What Are the Reasons for Bone Grafting?

When your teeth are firmly in place, your jawbone is healthy and strong. However, due to some reasons, the jawbone may become weakened, and the tooth may lose its support. As a result, you may lose your teeth. Bone grafting is required to support the teeth and maintenances dental health and stability.

Benefits of Bone Grafting

Jaw and tooth stability: Jawbone grafts help stabilize the jaw and the teeth and help restore the jawbone skeleton for the implant or reconstructive surgery. In these cases, irregularities in the jawbone shape are corrected and reconstructed to provide more support for subsequent treatments.

Protection of the jaw and teeth: Jawbone grafts prevent the destruction of the jawbone caused by tooth extraction, periodontal disease, or other invasive processes.

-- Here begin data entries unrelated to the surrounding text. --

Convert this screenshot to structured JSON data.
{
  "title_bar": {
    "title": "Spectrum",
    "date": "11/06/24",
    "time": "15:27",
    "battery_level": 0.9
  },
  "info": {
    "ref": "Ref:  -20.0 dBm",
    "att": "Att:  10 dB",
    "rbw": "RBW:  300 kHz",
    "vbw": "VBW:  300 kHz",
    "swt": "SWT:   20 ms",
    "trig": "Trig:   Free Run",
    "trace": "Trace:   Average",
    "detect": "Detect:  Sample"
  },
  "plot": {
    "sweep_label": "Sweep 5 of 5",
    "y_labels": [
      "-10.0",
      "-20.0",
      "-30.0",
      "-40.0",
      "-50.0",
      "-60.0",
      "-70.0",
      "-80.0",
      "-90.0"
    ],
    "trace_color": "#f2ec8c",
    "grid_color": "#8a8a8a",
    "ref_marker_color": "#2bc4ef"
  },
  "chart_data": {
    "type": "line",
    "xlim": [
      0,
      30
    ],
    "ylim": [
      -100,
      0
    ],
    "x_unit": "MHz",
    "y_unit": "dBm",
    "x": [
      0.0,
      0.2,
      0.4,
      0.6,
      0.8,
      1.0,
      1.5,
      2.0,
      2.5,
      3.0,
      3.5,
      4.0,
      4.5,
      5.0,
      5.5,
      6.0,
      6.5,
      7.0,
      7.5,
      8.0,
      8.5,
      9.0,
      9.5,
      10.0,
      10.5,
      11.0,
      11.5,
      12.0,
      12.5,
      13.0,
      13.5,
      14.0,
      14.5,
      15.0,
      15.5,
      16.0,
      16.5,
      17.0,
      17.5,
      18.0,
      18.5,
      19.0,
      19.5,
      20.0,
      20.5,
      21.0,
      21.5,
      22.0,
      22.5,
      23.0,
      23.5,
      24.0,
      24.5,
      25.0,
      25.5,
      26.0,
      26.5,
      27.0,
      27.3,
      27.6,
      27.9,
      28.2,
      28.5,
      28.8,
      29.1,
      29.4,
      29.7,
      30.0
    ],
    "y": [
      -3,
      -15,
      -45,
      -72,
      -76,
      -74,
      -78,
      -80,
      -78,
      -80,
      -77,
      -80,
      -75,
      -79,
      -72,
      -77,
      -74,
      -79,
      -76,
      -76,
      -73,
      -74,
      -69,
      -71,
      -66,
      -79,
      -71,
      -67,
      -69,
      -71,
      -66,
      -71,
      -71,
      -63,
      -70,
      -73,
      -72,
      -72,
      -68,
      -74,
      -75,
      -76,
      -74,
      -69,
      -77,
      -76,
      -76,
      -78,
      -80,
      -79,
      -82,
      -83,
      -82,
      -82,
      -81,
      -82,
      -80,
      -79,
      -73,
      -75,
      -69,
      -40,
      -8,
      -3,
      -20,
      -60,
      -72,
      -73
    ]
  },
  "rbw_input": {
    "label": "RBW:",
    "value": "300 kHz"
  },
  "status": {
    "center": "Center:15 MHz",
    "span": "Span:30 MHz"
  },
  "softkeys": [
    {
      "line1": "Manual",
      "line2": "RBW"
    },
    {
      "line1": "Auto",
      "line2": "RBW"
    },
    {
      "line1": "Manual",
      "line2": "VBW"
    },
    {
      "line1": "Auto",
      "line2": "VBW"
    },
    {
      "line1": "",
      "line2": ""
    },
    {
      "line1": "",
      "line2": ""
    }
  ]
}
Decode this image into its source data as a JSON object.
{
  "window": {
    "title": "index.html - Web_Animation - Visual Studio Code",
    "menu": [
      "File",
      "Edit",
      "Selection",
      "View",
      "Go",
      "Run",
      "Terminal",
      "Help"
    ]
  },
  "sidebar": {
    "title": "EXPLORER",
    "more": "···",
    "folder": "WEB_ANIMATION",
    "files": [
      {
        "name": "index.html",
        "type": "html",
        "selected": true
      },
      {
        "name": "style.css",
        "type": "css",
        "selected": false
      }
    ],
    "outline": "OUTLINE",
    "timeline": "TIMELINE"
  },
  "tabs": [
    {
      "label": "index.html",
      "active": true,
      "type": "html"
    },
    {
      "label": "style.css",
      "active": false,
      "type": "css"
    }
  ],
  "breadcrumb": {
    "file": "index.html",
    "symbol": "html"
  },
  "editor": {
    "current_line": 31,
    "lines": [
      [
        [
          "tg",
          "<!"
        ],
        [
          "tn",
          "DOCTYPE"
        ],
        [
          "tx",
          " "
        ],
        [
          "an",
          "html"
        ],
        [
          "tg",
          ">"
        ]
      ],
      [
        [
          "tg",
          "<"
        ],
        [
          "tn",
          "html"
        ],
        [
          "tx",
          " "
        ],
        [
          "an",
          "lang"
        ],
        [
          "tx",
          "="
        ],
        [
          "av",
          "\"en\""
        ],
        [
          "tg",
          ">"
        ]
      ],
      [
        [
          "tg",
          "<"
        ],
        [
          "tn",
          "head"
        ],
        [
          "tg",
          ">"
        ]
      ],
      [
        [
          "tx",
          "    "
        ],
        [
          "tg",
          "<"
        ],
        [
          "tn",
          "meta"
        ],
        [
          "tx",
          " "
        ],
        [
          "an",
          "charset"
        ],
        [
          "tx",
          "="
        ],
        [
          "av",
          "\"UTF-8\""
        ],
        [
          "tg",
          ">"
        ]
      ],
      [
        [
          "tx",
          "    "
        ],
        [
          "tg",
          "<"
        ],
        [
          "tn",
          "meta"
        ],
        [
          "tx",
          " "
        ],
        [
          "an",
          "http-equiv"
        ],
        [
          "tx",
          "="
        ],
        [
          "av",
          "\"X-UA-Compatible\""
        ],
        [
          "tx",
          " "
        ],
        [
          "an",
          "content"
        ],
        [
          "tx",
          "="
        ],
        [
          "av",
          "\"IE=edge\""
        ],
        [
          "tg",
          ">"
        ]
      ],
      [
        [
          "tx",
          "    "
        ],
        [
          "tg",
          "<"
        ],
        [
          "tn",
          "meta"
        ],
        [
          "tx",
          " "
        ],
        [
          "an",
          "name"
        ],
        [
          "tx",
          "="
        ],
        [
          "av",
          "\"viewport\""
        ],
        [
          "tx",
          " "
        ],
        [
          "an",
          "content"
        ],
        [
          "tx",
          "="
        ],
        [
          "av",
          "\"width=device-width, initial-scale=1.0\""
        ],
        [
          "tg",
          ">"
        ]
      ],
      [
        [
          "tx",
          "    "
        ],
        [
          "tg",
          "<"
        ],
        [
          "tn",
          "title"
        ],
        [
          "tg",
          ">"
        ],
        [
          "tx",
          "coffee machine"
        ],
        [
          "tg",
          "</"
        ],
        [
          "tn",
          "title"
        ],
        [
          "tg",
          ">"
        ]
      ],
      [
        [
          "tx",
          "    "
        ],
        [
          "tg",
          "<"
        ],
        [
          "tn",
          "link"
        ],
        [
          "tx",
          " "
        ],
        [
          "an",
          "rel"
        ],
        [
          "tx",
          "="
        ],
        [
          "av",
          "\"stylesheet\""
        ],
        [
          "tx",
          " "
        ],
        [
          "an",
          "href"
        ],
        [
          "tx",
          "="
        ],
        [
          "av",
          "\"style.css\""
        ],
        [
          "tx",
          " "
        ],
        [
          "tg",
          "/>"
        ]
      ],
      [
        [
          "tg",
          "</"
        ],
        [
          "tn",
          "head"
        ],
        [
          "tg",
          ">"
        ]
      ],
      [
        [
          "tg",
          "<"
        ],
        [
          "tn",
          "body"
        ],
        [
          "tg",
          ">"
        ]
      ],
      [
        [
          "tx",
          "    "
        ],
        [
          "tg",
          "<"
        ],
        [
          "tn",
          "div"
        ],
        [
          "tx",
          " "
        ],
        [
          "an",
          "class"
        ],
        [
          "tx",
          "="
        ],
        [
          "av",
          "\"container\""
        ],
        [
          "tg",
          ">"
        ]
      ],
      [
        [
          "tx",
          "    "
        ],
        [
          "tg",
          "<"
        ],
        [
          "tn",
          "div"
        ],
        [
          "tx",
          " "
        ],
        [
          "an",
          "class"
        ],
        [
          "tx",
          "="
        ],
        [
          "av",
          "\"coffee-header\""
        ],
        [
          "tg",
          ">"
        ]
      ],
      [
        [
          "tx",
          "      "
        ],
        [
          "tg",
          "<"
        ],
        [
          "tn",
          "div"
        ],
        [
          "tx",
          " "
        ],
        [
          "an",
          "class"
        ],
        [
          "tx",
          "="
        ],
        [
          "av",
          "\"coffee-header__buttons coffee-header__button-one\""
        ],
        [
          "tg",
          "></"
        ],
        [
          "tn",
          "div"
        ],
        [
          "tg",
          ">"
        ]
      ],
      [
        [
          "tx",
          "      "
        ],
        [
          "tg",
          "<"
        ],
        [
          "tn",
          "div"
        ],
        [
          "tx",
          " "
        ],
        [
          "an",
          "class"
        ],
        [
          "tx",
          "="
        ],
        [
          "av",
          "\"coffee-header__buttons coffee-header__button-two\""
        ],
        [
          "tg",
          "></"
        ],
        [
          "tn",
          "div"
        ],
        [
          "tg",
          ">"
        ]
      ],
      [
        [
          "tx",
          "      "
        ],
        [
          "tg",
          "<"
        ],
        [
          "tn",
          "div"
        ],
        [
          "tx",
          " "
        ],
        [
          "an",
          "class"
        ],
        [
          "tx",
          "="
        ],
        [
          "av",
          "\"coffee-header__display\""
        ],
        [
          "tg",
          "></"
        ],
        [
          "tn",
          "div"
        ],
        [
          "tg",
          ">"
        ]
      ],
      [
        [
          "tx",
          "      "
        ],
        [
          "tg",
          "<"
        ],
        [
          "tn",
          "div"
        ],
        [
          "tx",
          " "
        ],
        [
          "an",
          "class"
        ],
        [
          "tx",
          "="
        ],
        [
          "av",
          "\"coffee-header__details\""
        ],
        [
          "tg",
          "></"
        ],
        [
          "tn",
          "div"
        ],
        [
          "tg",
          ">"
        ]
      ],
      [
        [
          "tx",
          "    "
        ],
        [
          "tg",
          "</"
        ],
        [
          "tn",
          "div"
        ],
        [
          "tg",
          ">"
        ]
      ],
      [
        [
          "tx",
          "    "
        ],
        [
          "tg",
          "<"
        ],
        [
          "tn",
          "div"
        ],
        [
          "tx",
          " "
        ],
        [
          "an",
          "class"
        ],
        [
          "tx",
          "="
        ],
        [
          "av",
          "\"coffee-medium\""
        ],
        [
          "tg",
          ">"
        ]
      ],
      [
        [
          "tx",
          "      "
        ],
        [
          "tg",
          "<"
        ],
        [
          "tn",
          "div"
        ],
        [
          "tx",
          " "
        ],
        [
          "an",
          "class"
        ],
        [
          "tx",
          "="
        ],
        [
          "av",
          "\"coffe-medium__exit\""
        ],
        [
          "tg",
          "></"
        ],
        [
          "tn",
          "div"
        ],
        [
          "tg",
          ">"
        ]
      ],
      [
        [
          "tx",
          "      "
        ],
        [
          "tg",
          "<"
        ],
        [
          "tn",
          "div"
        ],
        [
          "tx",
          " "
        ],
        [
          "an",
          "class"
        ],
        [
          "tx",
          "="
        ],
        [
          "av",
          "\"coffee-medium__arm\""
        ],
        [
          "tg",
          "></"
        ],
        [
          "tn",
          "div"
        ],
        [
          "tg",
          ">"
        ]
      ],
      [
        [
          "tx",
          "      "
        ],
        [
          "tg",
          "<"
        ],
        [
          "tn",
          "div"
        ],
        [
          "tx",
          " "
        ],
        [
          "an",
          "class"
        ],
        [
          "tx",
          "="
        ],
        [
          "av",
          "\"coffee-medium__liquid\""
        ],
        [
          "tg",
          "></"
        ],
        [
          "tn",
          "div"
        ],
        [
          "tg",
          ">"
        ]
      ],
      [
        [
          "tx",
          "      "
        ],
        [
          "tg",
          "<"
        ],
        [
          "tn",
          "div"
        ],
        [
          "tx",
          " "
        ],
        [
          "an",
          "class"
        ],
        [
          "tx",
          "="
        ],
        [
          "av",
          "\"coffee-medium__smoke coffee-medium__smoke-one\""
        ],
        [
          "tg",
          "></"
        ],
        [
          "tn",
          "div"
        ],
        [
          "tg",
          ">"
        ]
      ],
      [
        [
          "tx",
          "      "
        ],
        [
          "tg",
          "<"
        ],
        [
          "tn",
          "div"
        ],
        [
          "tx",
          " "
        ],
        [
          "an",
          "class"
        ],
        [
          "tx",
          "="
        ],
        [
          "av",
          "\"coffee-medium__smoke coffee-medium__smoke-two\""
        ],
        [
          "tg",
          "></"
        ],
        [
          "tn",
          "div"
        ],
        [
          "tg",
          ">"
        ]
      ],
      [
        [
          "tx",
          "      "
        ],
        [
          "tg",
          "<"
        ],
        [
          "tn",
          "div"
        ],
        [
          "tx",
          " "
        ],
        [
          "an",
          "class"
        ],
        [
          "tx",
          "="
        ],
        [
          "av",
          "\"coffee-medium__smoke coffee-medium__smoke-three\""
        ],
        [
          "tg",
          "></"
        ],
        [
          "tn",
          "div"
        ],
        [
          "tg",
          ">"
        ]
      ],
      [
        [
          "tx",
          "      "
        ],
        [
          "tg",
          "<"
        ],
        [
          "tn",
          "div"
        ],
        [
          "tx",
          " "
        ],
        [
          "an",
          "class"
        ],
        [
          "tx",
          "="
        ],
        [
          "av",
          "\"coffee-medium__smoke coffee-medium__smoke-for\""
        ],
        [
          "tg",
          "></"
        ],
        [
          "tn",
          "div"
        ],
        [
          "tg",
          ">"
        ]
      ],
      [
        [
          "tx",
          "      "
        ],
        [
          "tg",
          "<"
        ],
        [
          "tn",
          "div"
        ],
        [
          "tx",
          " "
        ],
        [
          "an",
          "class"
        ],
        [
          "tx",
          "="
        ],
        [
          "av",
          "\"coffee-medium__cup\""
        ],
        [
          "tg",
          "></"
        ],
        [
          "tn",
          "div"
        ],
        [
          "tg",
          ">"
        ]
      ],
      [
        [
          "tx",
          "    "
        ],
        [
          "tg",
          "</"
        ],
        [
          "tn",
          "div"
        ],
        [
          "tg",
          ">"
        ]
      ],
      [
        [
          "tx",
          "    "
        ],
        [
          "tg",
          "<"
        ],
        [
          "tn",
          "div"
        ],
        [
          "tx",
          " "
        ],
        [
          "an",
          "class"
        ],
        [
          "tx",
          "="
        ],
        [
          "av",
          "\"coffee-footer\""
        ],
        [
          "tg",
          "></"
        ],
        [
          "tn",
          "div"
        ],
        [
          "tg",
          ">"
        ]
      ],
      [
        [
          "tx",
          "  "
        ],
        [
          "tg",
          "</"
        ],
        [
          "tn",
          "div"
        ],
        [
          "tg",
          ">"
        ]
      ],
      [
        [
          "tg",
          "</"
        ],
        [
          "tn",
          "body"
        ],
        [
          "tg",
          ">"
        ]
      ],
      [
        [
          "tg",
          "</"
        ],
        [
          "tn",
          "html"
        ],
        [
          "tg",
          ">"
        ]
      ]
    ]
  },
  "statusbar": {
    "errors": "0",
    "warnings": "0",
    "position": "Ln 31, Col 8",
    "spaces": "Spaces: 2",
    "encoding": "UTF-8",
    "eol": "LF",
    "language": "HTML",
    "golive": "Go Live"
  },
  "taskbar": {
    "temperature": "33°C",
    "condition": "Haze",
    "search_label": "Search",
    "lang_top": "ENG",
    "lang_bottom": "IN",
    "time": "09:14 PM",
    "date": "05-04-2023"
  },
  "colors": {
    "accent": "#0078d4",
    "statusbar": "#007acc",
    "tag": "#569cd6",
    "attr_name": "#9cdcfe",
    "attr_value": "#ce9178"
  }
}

How is a Bone Grafting performed?

First, the dentist examines the affected area, the general condition of the teeth, and gums. People who have periodontal disease or whose teeth are in poor condition are good candidates for a jawbone grafting in Toronto.

The dentist carefully evaluates the bone’s depth and width with the help of radiographs and CT scans. Based on the results, the dentist then anesthetizes the area and examines the gums to decide how much and what kind of bone is required.

In this way, s/he separates the gums from the teeth to access the teeth’ roots and bones. At this stage, the roots are completely cleaned, and the sockets in the bone are filled with grafts. They are then covered with special membranes and grafted.

Membranes are used to cover grafts in the early stages of treatment. They also prevent the growth of gums in bone lesions. After the graft is in place, the gums are sutured. The patient’s sutures are removed or absorbed 7 to 10 days after bone grafting surgery. Keep in mind that after bone grafting, the patient should be under the supervision of a specialist dentist to ensure treatment compliance and bone growth.

The whole jawbone grafting process takes about 60 minutes. 6 to 9 months later, the bone and soft tissue will be in place. After bone grafting, the tooth effectively attaches to the jaw.